Choix méthodologiques
La tactique adoptée sera celle des «petits pas». Réaliser des
petits modules fonctionnels et utiles, voilà pour le moment en
tout cas notre seule ambition.
La première tâche sur laquelle nous comptons nous atteler est la
réalisation d'un outil de rapprochement bancaire.
Pourquoi commencer par un projet de rapprochement bancaire ?
- Parce qu'aucun produit de rapprochement bancaire vraiment
parfait n'existe à ce jour sur le marché. Ce projet est donc
très utile.
- Parce que les traitements et les opérations mises en oeuvre
restent relativement simples.
- Parce que ce projet est à la croisée des chemins de la
comptabilité et de la trésorerie et permet déjà de mettre en
place certains schémas et certains principes de
fonctionnement dans les deux directions.
- Parce que je connais très bien le sujet et que le pilotage
fonctionnel du projet n'en sera que plus direct et moins
hésitant.
- Parce que les applications de rapprochement bancaire sont par
nature multiplateformes ou du moins multi-applications. En
effet, ce type de progiciel est souvent contraint de
récupérer des données à la fois de la banque et de
l'application comptable. Le fait que cette application soit
sur une autre plate-forme (par exemple Linux) ne sera donc
pas handicapant pour une utilisation professionnelle de
l'outil.
- Parce qu'il permet de constituer les équipes, de mettre en
place la méthodologie et de proposer rapidement un module
fonctionnel comme base à d'autres développements.
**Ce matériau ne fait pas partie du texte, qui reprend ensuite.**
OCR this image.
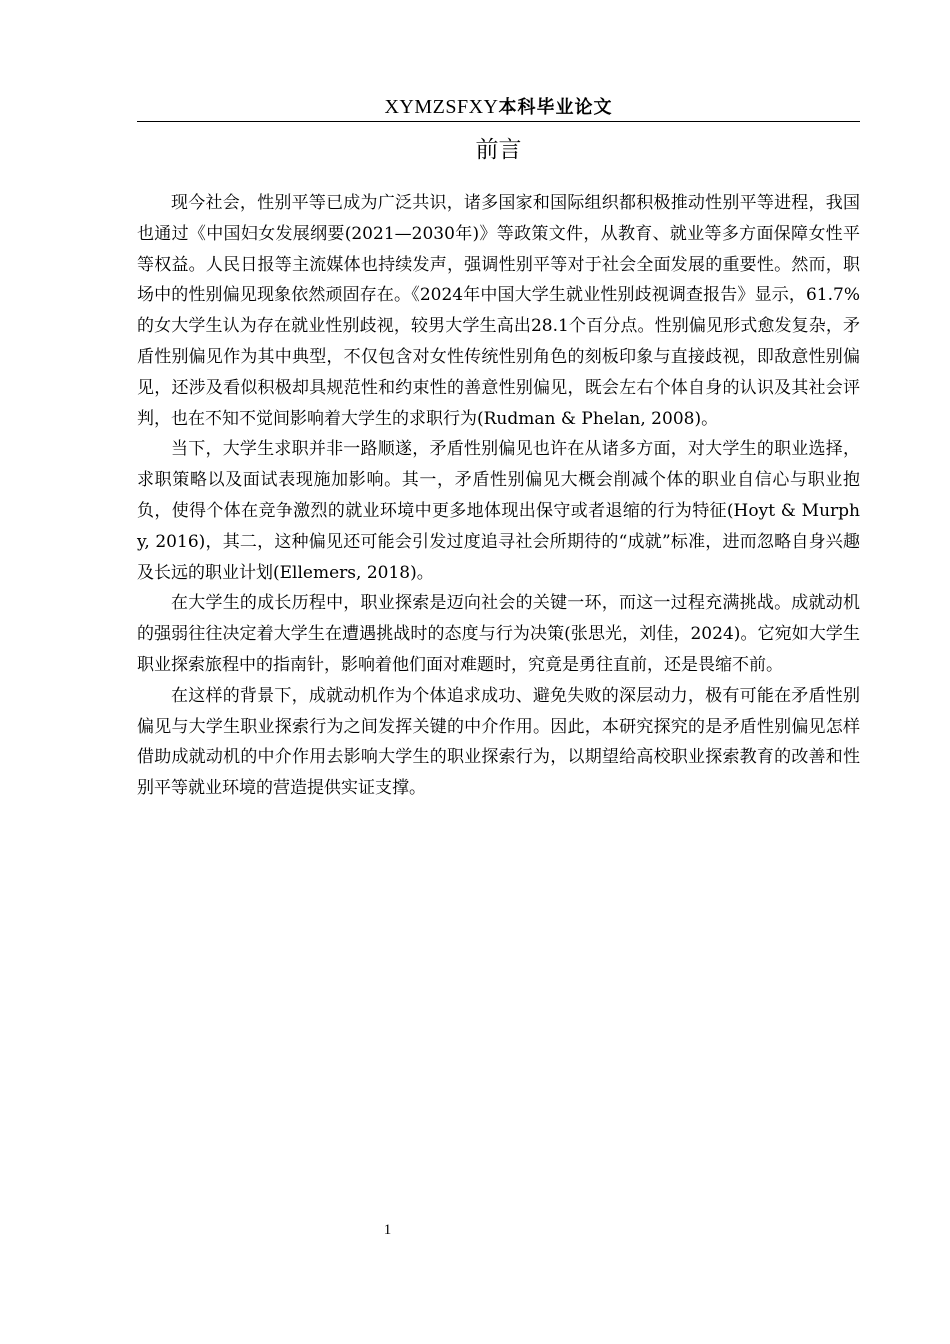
XYMZSFXY本科毕业论文
前言

现今社会，性别平等已成为广泛共识，诸多国家和国际组织都积极推动性别平等进程，我国也通过《中国妇女发展纲要(2021—2030年)》等政策文件，从教育、就业等多方面保障女性平等权益。人民日报等主流媒体也持续发声，强调性别平等对于社会全面发展的重要性。然而，职场中的性别偏见现象依然顽固存在。《2024年中国大学生就业性别歧视调查报告》显示，61.7%的女大学生认为存在就业性别歧视，较男大学生高出28.1个百分点。性别偏见形式愈发复杂，矛盾性别偏见作为其中典型，不仅包含对女性传统性别角色的刻板印象与直接歧视，即敌意性别偏见，还涉及看似积极却具规范性和约束性的善意性别偏见，既会左右个体自身的认识及其社会评判，也在不知不觉间影响着大学生的求职行为(Rudman & Phelan, 2008)。

当下，大学生求职并非一路顺遂，矛盾性别偏见也许在从诸多方面，对大学生的职业选择，求职策略以及面试表现施加影响。其一，矛盾性别偏见大概会削减个体的职业自信心与职业抱负，使得个体在竞争激烈的就业环境中更多地体现出保守或者退缩的行为特征(Hoyt & Murphy, 2016)，其二，这种偏见还可能会引发过度追寻社会所期待的“成就”标准，进而忽略自身兴趣及长远的职业计划(Ellemers, 2018)。

在大学生的成长历程中，职业探索是迈向社会的关键一环，而这一过程充满挑战。成就动机的强弱往往决定着大学生在遭遇挑战时的态度与行为决策(张思光，刘佳，2024)。它宛如大学生职业探索旅程中的指南针，影响着他们面对难题时，究竟是勇往直前，还是畏缩不前。

在这样的背景下，成就动机作为个体追求成功、避免失败的深层动力，极有可能在矛盾性别偏见与大学生职业探索行为之间发挥关键的中介作用。因此，本研究探究的是矛盾性别偏见怎样借助成就动机的中介作用去影响大学生的职业探索行为，以期望给高校职业探索教育的改善和性别平等就业环境的营造提供实证支撑。

1
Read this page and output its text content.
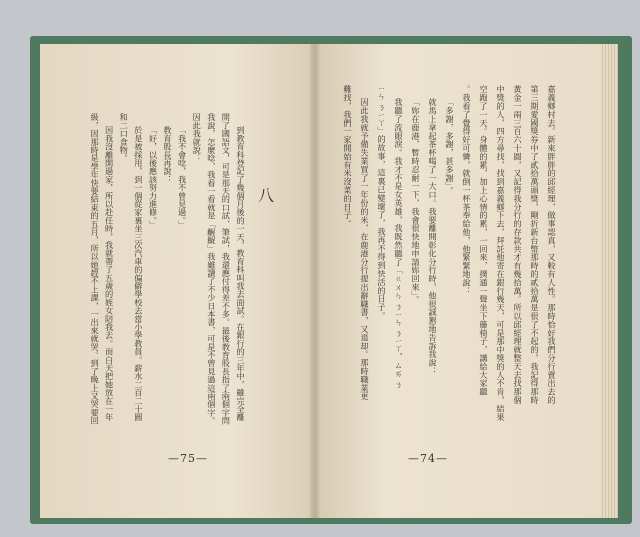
八

到教育科登記了幾個月後的一天，教育科叫我去面試。在銀行的三年中，雖完全離

開了國語文，可是那天的口試、筆試，我還應付得差不多。最後教育股長指了兩個字問

我說，怎麼唸，我看一看就是「齷齪」我雖讀了不少日本書，可是不曾見過這兩個字。

因此我就說：

「我不會唸，我不曾見過。」

教育股長再說：

「好，以後應該努力進修。」

於是被採用，到一個從家裏坐三次汽車的偏僻學校去當小學教員。薪水二百二十圓

和二口食物。

因我沒離開過家，所以赴任時，我就帶了五歲的姪女陪我去。而白天把她放在一年

級，因那時是學年快要結束的五月，所以她趕不上課，一出來就哭。到了晚上又哭要回	嘉義鄉村去。新來胖胖的邱經理，做事認真，又較有人性。那時恰好我們分行賣出去的

第三期愛國獎券中了貳拾萬頭獎，剛折新台幣那時的貳拾萬是很了不起的，我記得那時

黃金一兩三百六十圓，又記得我分行的存款共才有幾拾萬。所以邱經理就整天去找那個

中獎的人，四方尋找，找到嘉義鄉下去，拜託他寄在銀行幾天，可是那中獎的人不肯，結果

空跑了一天。身體的累，加上心情的累，一回來，撲通一聲坐下籐椅子，講給大家聽

。我看了覺得好可憐，就倒一杯茶奉給他，他緊緊地說：

「多謝，多謝，甚多謝」。

就馬上拿起茶杯喝了一大口。我要離開彰化分行時，他很誠懇地告訴我說：

「妳在鹿港，暫時忍耐一下，我會很快地申請妳回來」。

我聽了流眼淚。我才不是女英雄，我既然聽了「ㄍㄨㄣ ㄋㄧㄣ ㄋㄧㄚ，ㄙㄞ ㄋ

ㄧㄣ ㄋㄧㄚ」的故事，這裏已變壞了，我再不得到快活的日子。

因此我就予備失業買了一年份的米，在鹿港分行提出辭職書，又退却。那時職業更

難找，我們一家開始有米沒菜的日子。

—75—	—74—
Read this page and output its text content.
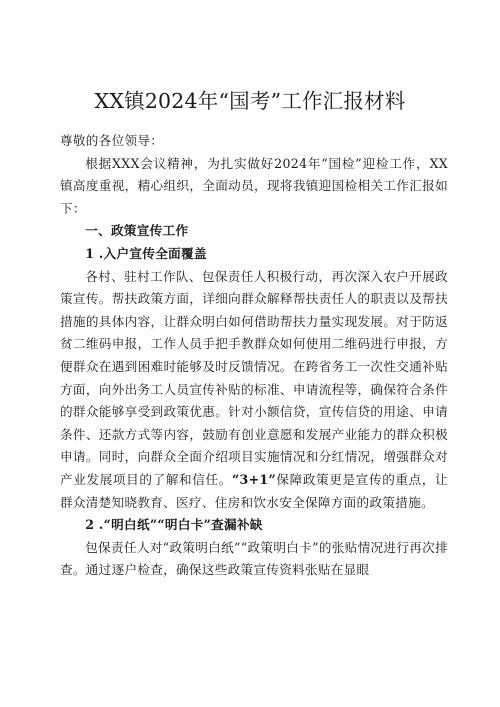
XX镇2024年“国考”工作汇报材料

尊敬的各位领导：

根据XXX会议精神，为扎实做好2024年“国检”迎检工作，XX镇高度重视，精心组织，全面动员，现将我镇迎国检相关工作汇报如下：

一、政策宣传工作

1 .入户宣传全面覆盖

各村、驻村工作队、包保责任人积极行动，再次深入农户开展政策宣传。帮扶政策方面，详细向群众解释帮扶责任人的职责以及帮扶措施的具体内容，让群众明白如何借助帮扶力量实现发展。对于防返贫二维码申报，工作人员手把手教群众如何使用二维码进行申报，方便群众在遇到困难时能够及时反馈情况。在跨省务工一次性交通补贴方面，向外出务工人员宣传补贴的标准、申请流程等，确保符合条件的群众能够享受到政策优惠。针对小额信贷，宣传信贷的用途、申请条件、还款方式等内容，鼓励有创业意愿和发展产业能力的群众积极申请。同时，向群众全面介绍项目实施情况和分红情况，增强群众对产业发展项目的了解和信任。“3+1”保障政策更是宣传的重点，让群众清楚知晓教育、医疗、住房和饮水安全保障方面的政策措施。

2 .“明白纸”“明白卡”查漏补缺

包保责任人对“政策明白纸”“政策明白卡”的张贴情况进行再次排查。通过逐户检查，确保这些政策宣传资料张贴在显眼
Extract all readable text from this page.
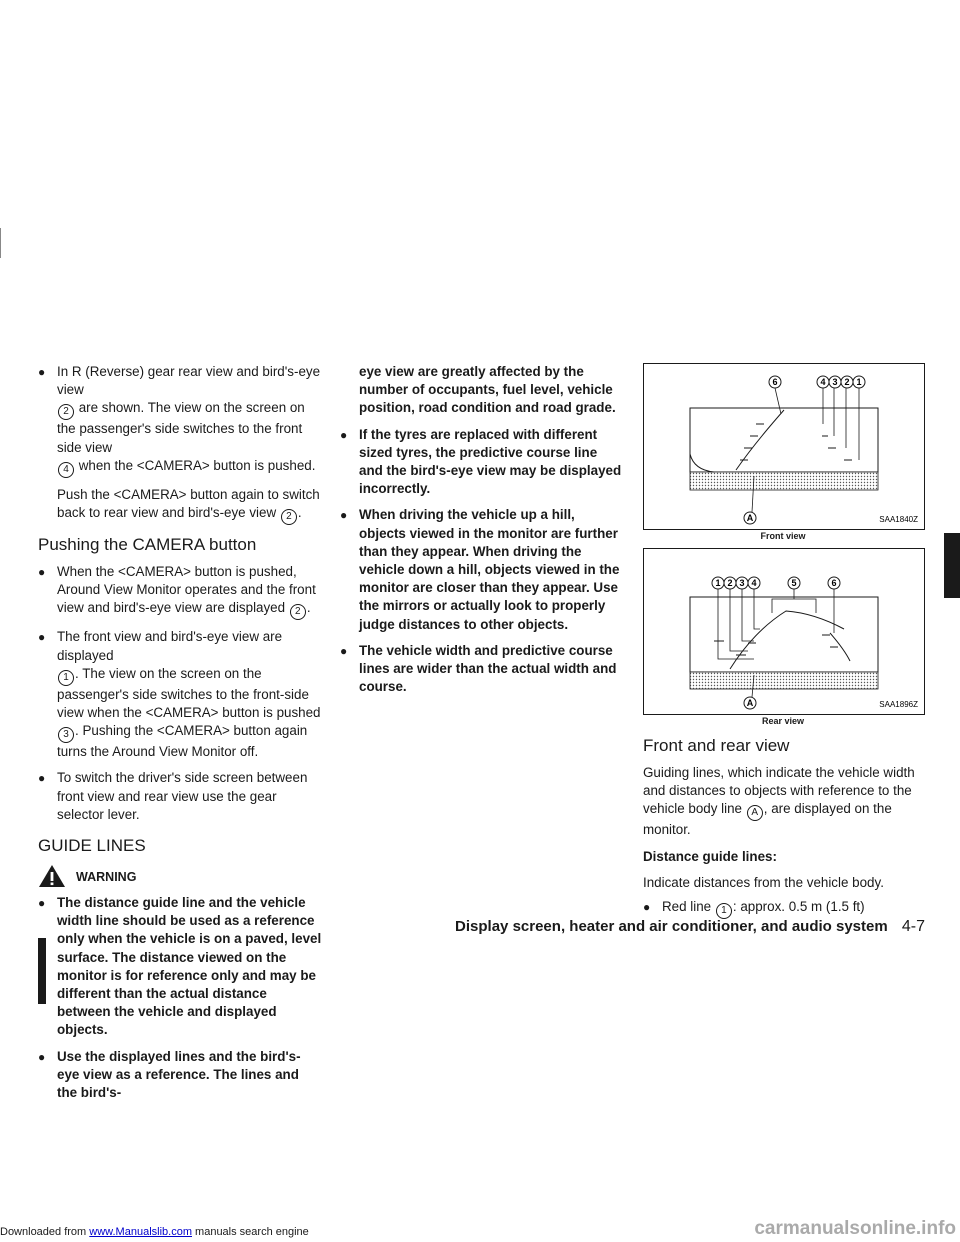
● In R (Reverse) gear rear view and bird's-eye view
2 are shown. The view on the screen on the passenger's side switches to the front side view
4 when the <CAMERA> button is pushed.
Push the <CAMERA> button again to switch back to rear view and bird's-eye view 2 .
Pushing the CAMERA button
● When the <CAMERA> button is pushed, Around View Monitor operates and the front view and bird's-eye view are displayed 2 .
● The front view and bird's-eye view are displayed
1 . The view on the screen on the passenger's side switches to the front-side view when the <CAMERA> button is pushed 3 . Pushing the <CAMERA> button again turns the Around View Monitor off.
● To switch the driver's side screen between front view and rear view use the gear selector lever.
GUIDE LINES
WARNING
● The distance guide line and the vehicle width line should be used as a reference only when the vehicle is on a paved, level surface. The distance viewed on the monitor is for reference only and may be different than the actual distance between the vehicle and displayed objects.
● Use the displayed lines and the bird's-eye view as a reference. The lines and the bird's-
eye view are greatly affected by the number of occupants, fuel level, vehicle position, road condition and road grade.
● If the tyres are replaced with different sized tyres, the predictive course line and the bird's-eye view may be displayed incorrectly.
● When driving the vehicle up a hill, objects viewed in the monitor are further than they appear. When driving the vehicle down a hill, objects viewed in the monitor are closer than they appear. Use the mirrors or actually look to properly judge distances to other objects.
● The vehicle width and predictive course lines are wider than the actual width and course.
6	4 3 2 1
A	SAA1840Z
Front view
1 2 3 4	5	6
A	SAA1896Z
Rear view
Front and rear view
Guiding lines, which indicate the vehicle width and distances to objects with reference to the vehicle body line A , are displayed on the monitor.
Distance guide lines:
Indicate distances from the vehicle body.
● Red line 1 : approx. 0.5 m (1.5 ft)
Display screen, heater and air conditioner, and audio system 4-7
Downloaded from www.Manualslib.com manuals search engine	carmanualsonline.info
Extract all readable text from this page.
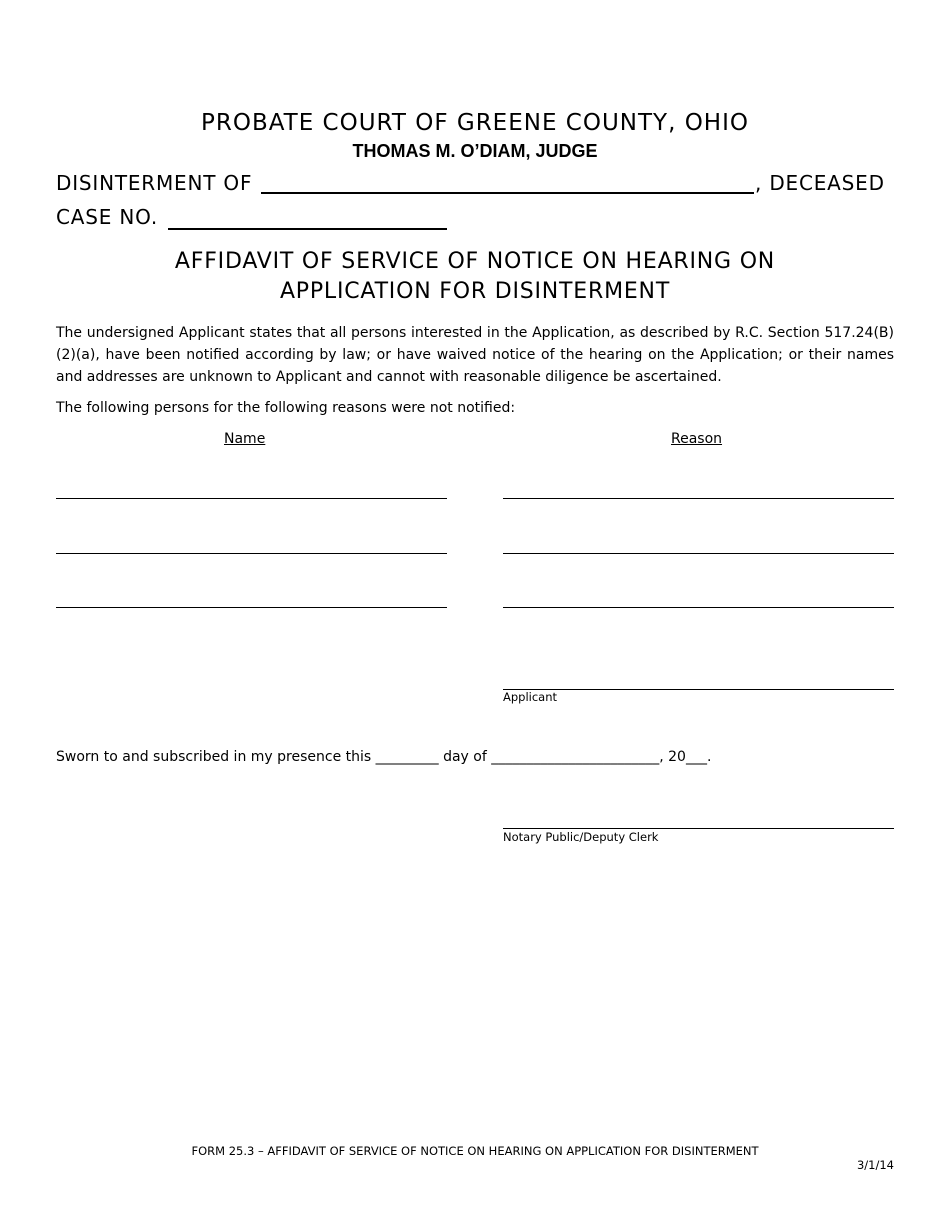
PROBATE COURT OF GREENE COUNTY, OHIO
THOMAS M. O’DIAM, JUDGE
DISINTERMENT OF	, DECEASED
CASE NO.
AFFIDAVIT OF SERVICE OF NOTICE ON HEARING ON
APPLICATION FOR DISINTERMENT
The undersigned Applicant states that all persons interested in the Application, as described by R.C. Section 517.24(B)(2)(a), have been notified according by law; or have waived notice of the hearing on the Application; or their names and addresses are unknown to Applicant and cannot with reasonable diligence be ascertained.
The following persons for the following reasons were not notified:
Name	Reason
Applicant
Sworn to and subscribed in my presence this _________ day of ________________________, 20___.
Notary Public/Deputy Clerk
FORM 25.3 – AFFIDAVIT OF SERVICE OF NOTICE ON HEARING ON APPLICATION FOR DISINTERMENT
3/1/14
En travaillant d'abord sur le rapprochement bancaire, l'équipe
a toutefois vocation à étendre son domaine de compétence à
d'autres domaines de l'informatique de gestion.
Contrairement aux apparences, ce projet ne s'intéresse pas seulement
aux grosses PME et aux grandes
entreprises. Le projet part du postulat qu'il y a plus de différences commerciales que fonctionnelles entre les deux cibles.
Lorsque l'on analyse l'offre et la politique
commerciale des éditeurs, on constate que la différence entre un
produit "light" (à destination des petites entreprises) et sa
version "pro" (pour les plus grosses structures) réside en
général dans la souplesse, la capacité d'évolution et de
personalisation du comportement du produit.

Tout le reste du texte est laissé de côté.